BUYING FRENZY IN BORDEAUX CONTINUES DESPITE A SLOWING ECONOMY IN CHINA
By Susan Lewis
Despite that the Chinese economy seems to be slowing, Chinese investor’s appetite for Bordeaux châteaux has no sign of abating. One more winery in the prestigious wine region has just been sold to Chinese investor.
Château de Cadillac-en-Fronsadais has been sold to an Asia-based media businessman identified as Mr Chen, reported Decanter wine magazine's website quoting the deal’s broker Vineyards-Bordeaux.
Mr Chen, an Asian investor in telecoms, media and technology sectors, has bought the château from the Australian Serisier family, said Vineyards-Bordeaux, which is an exclusive affiliate of Christie’s International Real Estate.
The broker said Mr Chen got in touch via Christie’s auction house in China and was keen to continue investing in the property and its vineyards.
“It’s a dream come true for me to become a part of such a privileged history and participate in my passion for wine through such high quality terroirs,” Vineyards-Bordeaux quoted Mr Chen as saying.
The Bordeaux estate is based in Cadillac-en-Fronsadais, Northwest of Libourne, and has been built up by the Serisiers since they acquired an historic house known as Château Cadillac in 2004.
Though Belgians remain the biggest foreign owner of chateaux in Bordeaux, the Chinese are catching up quickly after years of buying frenzy.
According to Conseil Interprofessionnel du Vin de Bordeaux (CIVB), the Bordeaux wine trade organisation, there are about 9,500 wineries in Bordeaux, among them more than 140 have been bought by the Chinese.

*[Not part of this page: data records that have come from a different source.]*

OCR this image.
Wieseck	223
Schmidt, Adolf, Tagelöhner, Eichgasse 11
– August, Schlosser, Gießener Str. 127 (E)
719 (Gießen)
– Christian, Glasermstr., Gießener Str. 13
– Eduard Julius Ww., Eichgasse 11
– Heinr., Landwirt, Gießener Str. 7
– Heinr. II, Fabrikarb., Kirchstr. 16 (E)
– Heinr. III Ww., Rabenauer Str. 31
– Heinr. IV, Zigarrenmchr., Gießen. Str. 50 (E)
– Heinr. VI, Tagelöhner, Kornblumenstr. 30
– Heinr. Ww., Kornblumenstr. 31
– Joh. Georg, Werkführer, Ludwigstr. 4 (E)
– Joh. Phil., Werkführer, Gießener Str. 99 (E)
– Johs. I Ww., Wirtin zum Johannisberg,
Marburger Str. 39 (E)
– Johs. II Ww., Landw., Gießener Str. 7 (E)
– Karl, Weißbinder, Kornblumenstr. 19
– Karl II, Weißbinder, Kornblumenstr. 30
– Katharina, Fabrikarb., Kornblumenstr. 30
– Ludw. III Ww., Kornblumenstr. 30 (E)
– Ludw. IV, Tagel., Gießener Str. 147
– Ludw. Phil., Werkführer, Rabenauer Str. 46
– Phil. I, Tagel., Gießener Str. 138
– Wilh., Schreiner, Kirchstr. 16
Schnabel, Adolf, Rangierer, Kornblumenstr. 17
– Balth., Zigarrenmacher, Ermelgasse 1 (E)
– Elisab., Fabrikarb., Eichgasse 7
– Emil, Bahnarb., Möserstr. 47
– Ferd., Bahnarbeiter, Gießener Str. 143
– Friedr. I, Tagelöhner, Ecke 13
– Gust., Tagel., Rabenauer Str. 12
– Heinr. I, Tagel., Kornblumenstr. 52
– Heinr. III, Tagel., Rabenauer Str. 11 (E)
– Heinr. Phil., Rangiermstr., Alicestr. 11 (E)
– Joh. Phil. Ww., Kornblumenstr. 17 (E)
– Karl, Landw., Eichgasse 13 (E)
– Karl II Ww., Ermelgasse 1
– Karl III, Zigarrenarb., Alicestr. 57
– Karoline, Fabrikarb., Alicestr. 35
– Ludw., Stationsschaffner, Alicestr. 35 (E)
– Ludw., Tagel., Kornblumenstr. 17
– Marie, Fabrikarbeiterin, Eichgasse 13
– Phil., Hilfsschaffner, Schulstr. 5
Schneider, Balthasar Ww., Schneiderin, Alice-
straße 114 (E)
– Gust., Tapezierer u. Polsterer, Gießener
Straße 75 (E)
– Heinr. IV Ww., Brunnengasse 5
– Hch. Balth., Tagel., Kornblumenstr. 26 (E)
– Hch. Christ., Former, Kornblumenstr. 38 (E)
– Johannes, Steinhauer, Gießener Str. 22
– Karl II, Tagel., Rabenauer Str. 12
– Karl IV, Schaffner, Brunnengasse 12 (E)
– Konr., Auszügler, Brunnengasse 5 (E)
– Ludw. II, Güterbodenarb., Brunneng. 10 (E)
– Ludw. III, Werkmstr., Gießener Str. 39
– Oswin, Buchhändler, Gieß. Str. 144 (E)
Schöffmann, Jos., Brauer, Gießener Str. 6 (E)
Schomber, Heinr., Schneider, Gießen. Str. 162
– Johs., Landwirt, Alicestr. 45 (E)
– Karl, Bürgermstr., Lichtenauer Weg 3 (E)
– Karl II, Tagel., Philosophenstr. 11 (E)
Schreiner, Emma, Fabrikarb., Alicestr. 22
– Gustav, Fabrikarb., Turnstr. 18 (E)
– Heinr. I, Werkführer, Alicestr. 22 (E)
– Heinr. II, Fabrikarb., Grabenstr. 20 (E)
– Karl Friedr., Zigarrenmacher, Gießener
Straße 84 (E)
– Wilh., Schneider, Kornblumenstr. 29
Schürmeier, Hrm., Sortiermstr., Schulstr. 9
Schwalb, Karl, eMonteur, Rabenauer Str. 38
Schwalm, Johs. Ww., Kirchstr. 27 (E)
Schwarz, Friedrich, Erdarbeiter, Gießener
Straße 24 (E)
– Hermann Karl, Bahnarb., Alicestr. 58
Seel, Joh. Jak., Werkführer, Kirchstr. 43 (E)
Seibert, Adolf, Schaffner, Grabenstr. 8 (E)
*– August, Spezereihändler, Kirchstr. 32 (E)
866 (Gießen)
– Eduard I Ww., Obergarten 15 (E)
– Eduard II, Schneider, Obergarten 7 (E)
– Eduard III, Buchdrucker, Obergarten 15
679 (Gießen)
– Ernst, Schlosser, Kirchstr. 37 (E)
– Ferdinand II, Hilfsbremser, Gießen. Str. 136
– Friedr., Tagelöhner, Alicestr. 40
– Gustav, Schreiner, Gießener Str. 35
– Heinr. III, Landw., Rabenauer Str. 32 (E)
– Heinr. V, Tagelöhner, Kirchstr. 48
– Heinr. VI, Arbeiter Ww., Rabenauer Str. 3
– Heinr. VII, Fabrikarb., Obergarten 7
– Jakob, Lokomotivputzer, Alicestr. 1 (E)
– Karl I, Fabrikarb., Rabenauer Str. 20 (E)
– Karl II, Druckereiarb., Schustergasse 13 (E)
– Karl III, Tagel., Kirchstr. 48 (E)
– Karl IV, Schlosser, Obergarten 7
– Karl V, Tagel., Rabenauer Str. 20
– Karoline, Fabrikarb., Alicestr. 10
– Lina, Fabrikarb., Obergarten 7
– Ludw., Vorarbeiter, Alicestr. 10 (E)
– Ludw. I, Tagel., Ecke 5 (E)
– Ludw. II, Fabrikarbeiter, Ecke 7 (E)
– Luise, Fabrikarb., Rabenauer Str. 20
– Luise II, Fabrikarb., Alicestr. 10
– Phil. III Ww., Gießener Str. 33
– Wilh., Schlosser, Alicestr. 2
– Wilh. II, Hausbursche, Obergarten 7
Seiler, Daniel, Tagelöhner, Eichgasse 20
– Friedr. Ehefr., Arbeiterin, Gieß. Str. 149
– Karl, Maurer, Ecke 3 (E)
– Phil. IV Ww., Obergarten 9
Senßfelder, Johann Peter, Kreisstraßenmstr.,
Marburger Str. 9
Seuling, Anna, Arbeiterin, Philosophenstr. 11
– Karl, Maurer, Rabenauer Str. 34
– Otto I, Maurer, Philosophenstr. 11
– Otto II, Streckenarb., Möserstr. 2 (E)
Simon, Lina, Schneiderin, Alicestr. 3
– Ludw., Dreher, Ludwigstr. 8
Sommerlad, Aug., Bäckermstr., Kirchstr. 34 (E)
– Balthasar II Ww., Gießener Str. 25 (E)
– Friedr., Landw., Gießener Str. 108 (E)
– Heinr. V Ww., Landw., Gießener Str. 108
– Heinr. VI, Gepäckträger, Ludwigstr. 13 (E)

These purchases did not happen without controversies in France. Well known French writer Philippe Sollers recently protested to the Mayor of Bordeaux about the exotic Chinese names given to historic chateaux by their new owners.
Generally interested in mid-range châteaux, the Chinese invest on average 10 million Euros in buying Bordeaux domains, exporting more than 80 per cent of the wine produced on their property to China, where a bottle worth much more than in France.